At the XVIII International AIDS Conference in Vienna, Austria, the exciting South African CAPRISA study showed that using a microbicide gel containing an anti-retroviral (ARV) drug before and after sex can prevent HIV in women at least 39 percent of the time. Many believe this good news is a major step in the notion of "treatment as prevention."

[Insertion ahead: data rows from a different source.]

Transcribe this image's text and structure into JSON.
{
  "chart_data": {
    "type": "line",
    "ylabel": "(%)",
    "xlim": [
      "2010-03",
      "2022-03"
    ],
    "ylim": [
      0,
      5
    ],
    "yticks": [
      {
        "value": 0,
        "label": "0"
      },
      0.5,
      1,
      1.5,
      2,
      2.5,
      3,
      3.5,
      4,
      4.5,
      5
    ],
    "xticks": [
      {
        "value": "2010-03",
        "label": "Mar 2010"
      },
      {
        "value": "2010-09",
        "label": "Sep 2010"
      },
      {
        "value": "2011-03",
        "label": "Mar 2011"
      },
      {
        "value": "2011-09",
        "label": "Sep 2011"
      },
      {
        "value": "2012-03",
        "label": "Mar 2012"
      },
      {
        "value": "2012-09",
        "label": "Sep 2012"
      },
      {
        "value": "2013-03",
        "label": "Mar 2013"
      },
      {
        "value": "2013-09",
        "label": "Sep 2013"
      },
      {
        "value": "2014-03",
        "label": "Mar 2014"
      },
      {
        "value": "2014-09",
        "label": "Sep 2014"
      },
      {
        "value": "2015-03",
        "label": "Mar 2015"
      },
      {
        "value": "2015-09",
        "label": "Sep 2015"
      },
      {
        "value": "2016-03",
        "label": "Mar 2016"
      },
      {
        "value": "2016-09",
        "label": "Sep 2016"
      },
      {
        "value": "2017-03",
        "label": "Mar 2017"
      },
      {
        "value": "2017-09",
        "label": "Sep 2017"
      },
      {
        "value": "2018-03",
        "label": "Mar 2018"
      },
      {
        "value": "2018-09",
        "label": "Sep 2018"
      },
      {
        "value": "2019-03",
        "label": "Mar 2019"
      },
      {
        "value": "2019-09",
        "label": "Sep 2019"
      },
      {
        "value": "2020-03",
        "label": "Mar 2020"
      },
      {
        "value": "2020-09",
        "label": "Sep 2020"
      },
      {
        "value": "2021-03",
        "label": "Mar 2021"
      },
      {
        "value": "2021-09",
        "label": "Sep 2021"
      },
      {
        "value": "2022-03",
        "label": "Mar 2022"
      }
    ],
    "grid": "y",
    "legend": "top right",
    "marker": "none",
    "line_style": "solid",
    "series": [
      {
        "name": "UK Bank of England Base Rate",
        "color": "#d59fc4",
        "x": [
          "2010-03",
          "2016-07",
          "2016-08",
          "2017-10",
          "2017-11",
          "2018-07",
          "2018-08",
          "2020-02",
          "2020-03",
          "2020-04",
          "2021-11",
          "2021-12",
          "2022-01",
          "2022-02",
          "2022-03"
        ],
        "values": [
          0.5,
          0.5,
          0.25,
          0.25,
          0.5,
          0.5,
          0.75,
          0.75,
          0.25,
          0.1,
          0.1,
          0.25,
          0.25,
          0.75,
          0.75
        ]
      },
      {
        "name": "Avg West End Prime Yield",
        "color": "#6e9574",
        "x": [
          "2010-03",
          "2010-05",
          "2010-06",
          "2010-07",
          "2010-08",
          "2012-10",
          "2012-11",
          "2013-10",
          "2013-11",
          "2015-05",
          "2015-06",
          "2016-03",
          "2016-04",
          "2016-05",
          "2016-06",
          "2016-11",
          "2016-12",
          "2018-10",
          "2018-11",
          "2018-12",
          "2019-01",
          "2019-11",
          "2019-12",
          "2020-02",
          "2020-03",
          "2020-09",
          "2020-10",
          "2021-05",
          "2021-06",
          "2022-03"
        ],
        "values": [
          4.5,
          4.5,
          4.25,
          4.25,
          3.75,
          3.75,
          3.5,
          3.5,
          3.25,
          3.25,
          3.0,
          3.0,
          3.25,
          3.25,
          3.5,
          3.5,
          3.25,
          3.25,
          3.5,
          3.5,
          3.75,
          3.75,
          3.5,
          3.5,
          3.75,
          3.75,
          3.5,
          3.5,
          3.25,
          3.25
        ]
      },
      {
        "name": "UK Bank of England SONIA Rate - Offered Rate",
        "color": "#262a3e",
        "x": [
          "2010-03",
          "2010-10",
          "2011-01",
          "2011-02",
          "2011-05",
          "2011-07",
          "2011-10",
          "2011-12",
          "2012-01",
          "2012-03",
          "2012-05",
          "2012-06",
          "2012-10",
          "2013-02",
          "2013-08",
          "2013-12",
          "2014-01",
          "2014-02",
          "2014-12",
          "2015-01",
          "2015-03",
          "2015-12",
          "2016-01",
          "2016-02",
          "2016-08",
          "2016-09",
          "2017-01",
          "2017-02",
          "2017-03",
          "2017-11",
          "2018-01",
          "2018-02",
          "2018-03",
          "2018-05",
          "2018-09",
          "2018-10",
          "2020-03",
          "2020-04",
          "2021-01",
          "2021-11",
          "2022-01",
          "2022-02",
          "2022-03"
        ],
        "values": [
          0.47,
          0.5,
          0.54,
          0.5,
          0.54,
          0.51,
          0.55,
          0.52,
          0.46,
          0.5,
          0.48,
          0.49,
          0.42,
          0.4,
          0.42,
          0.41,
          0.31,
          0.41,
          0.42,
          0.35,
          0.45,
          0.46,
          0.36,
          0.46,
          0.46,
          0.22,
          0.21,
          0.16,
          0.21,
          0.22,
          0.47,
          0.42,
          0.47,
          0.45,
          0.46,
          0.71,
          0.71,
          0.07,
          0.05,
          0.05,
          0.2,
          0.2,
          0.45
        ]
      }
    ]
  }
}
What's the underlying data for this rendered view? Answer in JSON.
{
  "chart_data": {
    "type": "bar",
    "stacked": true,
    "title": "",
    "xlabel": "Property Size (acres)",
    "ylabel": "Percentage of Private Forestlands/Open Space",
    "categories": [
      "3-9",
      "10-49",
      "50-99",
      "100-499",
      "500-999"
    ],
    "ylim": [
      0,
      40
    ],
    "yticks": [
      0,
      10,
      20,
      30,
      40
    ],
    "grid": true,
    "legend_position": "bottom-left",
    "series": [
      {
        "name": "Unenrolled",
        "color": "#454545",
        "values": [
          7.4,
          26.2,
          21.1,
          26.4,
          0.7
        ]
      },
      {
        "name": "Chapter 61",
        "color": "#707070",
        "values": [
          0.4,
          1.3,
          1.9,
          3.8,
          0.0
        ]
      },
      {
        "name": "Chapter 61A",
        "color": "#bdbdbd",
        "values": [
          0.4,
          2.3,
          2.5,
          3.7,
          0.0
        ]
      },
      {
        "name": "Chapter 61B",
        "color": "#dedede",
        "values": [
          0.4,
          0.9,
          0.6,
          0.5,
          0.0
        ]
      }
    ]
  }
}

"[The CAPRISA study] folds into an even grander dream which is Pre-Exposure Prophylaxis (PrEP), an oral pill that an HIV-uninfected person takes to prevent infection," said Science magazine reporter Jon Cohen, author of that magazine's coverage of CAPRISA and Shots in the Dark: The Wayward Search for an AIDS Vaccine, in an interview on Tuesday. "It's a hugely promising approach because this says if [the microbicide] works, then [PrEP] has a high likelihood of working. And if PrEP works, then we have a whole new way to look at treatment as prevention."

Giving those who are not infected with a disease medicine to prevent it is not a new concept. This is how malaria is prevented. But around HIV specifically, the science hasn't yet proven that it's an effective or practical form of prevention -- though the success of the microbicide research is raising expectations. Over the six-day conference in Vienna a number of panels discussed PrEP. Despite plenty of hope, no definitive answers emerged in response to the questions surrounding its use.